Friday, August 24, 2012
Wanderlust (2012)
Let me start by stating that this is not a great movie--it is more of a fun movie. The reason it spoke to me was that we have a family friend who just this month moved to an intentional community, and he built the abode he will be dwelling in at our house. So we are thinking about that subject and how the rules might work.
This is a Judd Apatow movie--so consider the source--the comedy is going to be a little bit juvenile, and a little bit off color. There is the territory we are coluntarily venturing into. Paul Rudd add Jennifer Aniston play George and Linda Gergenblatt. Shortly after plopping down cash they don't have for a Greenwich Village studio apartment, George loses his job, and they flee the city (the movie does not deal with the very real contemporary issues of how they even got financing for this apartment in the first place, nor how they walked away from it). Their plan is to have George work for his intolerably obnoxious brother in Atlanta while they get back on their feet.
En route to the aforementioned brother's house, they get waylaid in Elysium, an intentional community in rural Georgia, where clothing and privacy are optional, they grow thier own food and wine, and maintaining fidelty to one person is considered very old school. After about 45 minutes with George's brother and his wife, this approach to life seems inordinantly appealing to George and Linda and they hightail it out of Atlanta and back to the commune.

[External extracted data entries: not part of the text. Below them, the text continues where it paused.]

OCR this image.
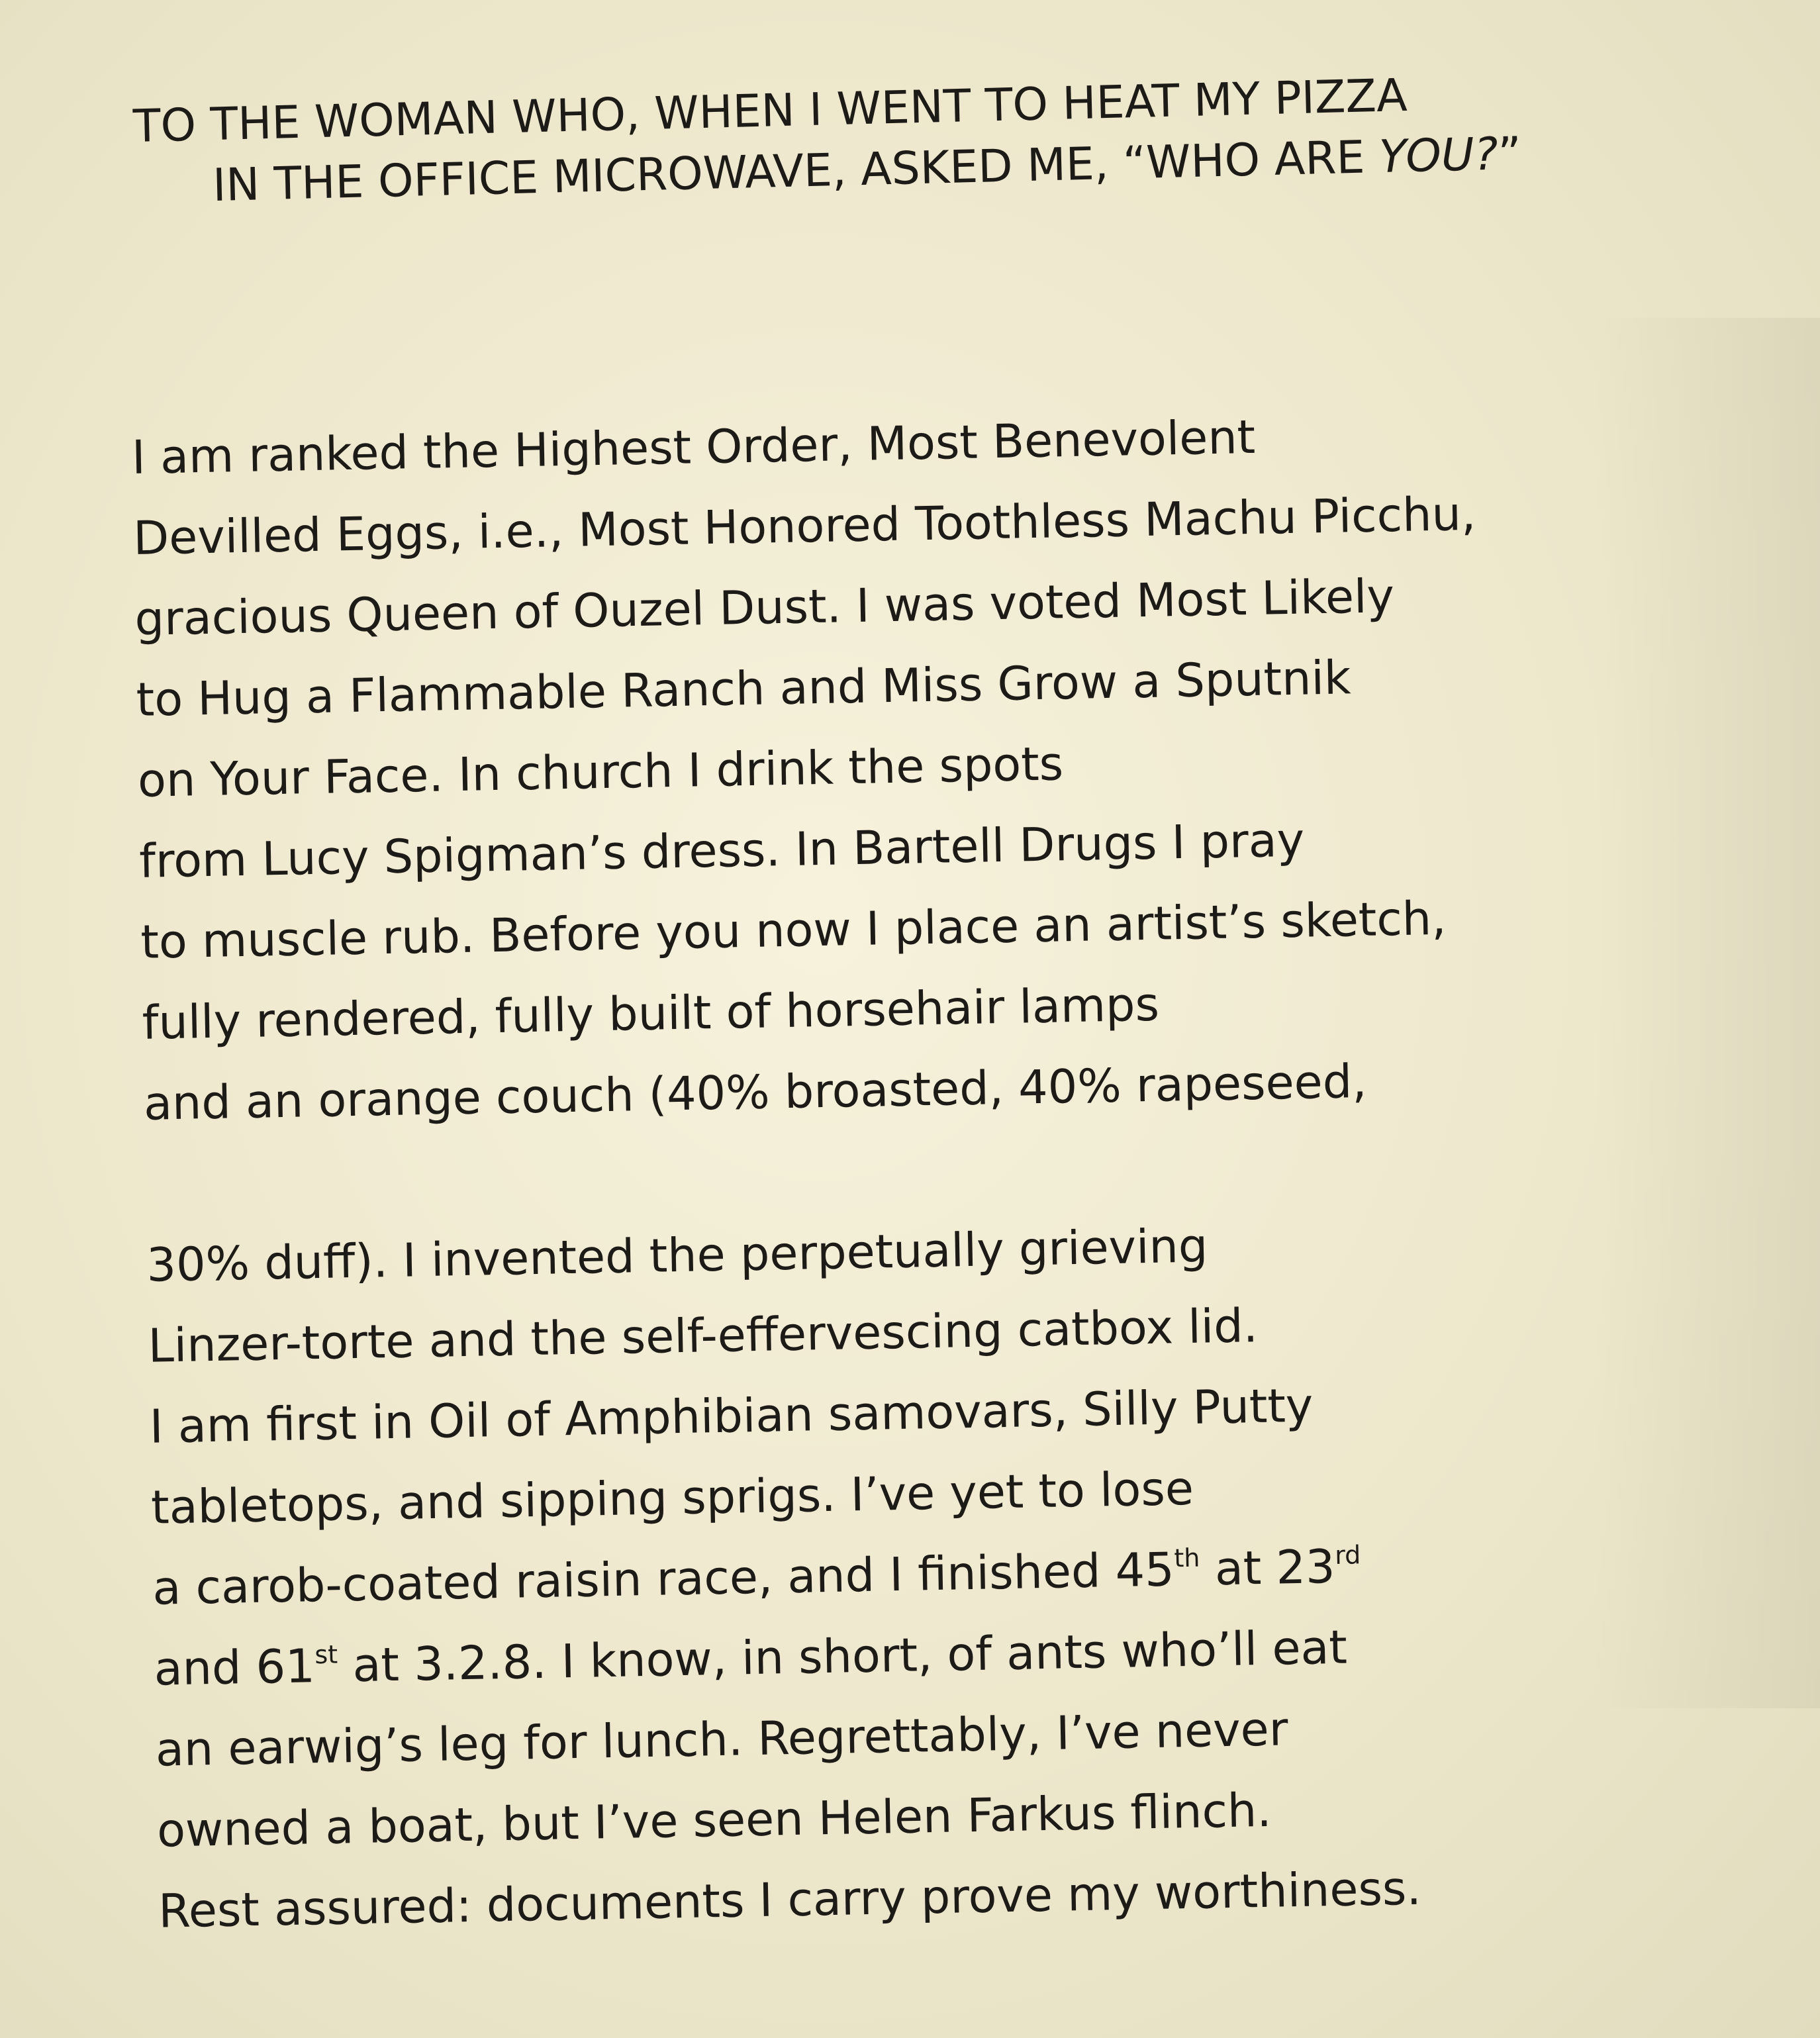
TO THE WOMAN WHO, WHEN I WENT TO HEAT MY PIZZA
IN THE OFFICE MICROWAVE, ASKED ME, “WHO ARE YOU?”
I am ranked the Highest Order, Most Benevolent
Devilled Eggs, i.e., Most Honored Toothless Machu Picchu,
gracious Queen of Ouzel Dust. I was voted Most Likely
to Hug a Flammable Ranch and Miss Grow a Sputnik
on Your Face. In church I drink the spots
from Lucy Spigman’s dress. In Bartell Drugs I pray
to muscle rub. Before you now I place an artist’s sketch,
fully rendered, fully built of horsehair lamps
and an orange couch (40% broasted, 40% rapeseed,
30% duff). I invented the perpetually grieving
Linzer-torte and the self-effervescing catbox lid.
I am first in Oil of Amphibian samovars, Silly Putty
tabletops, and sipping sprigs. I’ve yet to lose
a carob-coated raisin race, and I finished 45th at 23rd
and 61st at 3.2.8. I know, in short, of ants who’ll eat
an earwig’s leg for lunch. Regrettably, I’ve never
owned a boat, but I’ve seen Helen Farkus flinch.
Rest assured: documents I carry prove my worthiness.
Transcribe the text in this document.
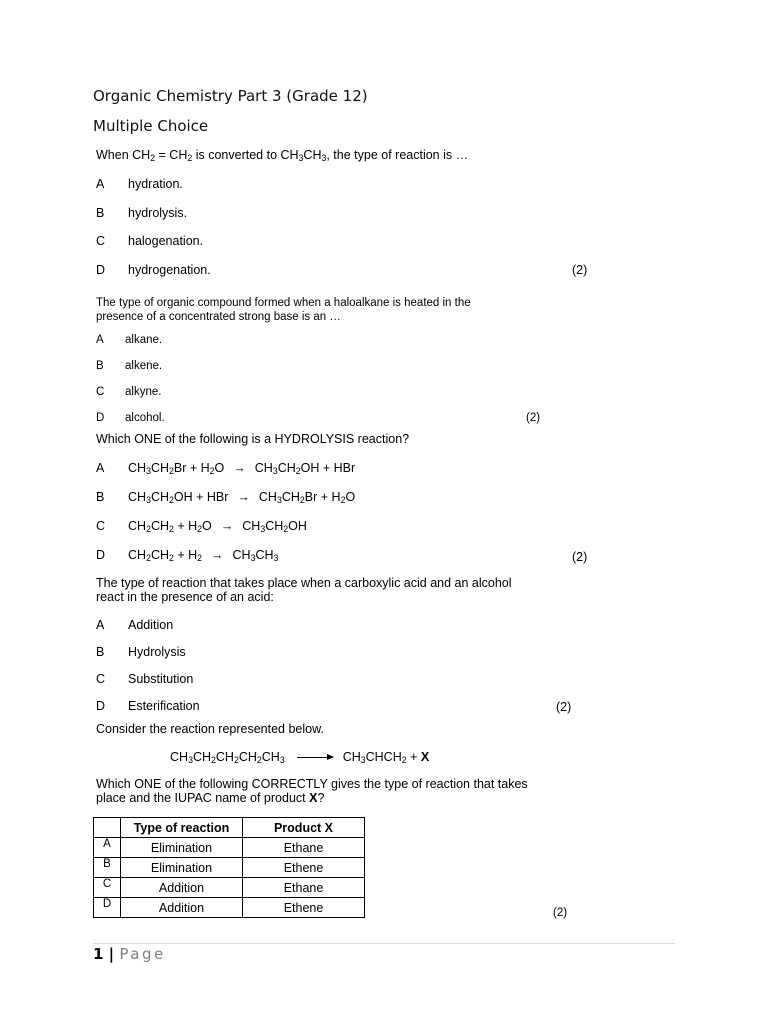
Organic Chemistry Part 3 (Grade 12)
Multiple Choice
When $CH_2 = CH_2$ is converted to $CH_3CH_3$, the type of reaction is …
A hydration.
B hydrolysis.
C halogenation.
D hydrogenation.	(2)
The type of organic compound formed when a haloalkane is heated in the presence of a concentrated strong base is an …
A alkane.
B alkene.
C alkyne.
D alcohol.	(2)
Which ONE of the following is a HYDROLYSIS reaction?
A $CH_3CH_2Br + H_2O \to CH_3CH_2OH$ + HBr
B $CH_3CH_2OH$ + HBr → $CH_3CH_2Br + H_2O$
C $CH_2CH_2 + H_2O \to CH_3CH_2OH$
D $CH_2CH_2 + H_2 \to CH_3CH_3$	(2)
The type of reaction that takes place when a carboxylic acid and an alcohol react in the presence of an acid:
A Addition
B Hydrolysis
C Substitution
D Esterification	(2)
Consider the reaction represented below.
$CH_3CH_2CH_2CH_2CH_3$ → $CH_3CHCH_2 + X$
Which ONE of the following CORRECTLY gives the type of reaction that takes place and the IUPAC name of product X?
	Type of reaction	Product X
A	Elimination	Ethane
B	Elimination	Ethene
C	Addition	Ethane
D	Addition	Ethene	(2)
1 | Page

The movie has the occasional laugh and the very real message about what sustaining long term relationships over the rough patches requires (and a stay at a commune would not be one of the necessary ingredients). It also brings us back to what might motivate people in the 21st century to live communally--and it really doesn't appear to have changed all that much. Some people are living there for all the right reasons, but there are those who are wolves in sheep's clothing. There is no excaping that sort, even when you take your clothes off, grow your own food, and live off the grid.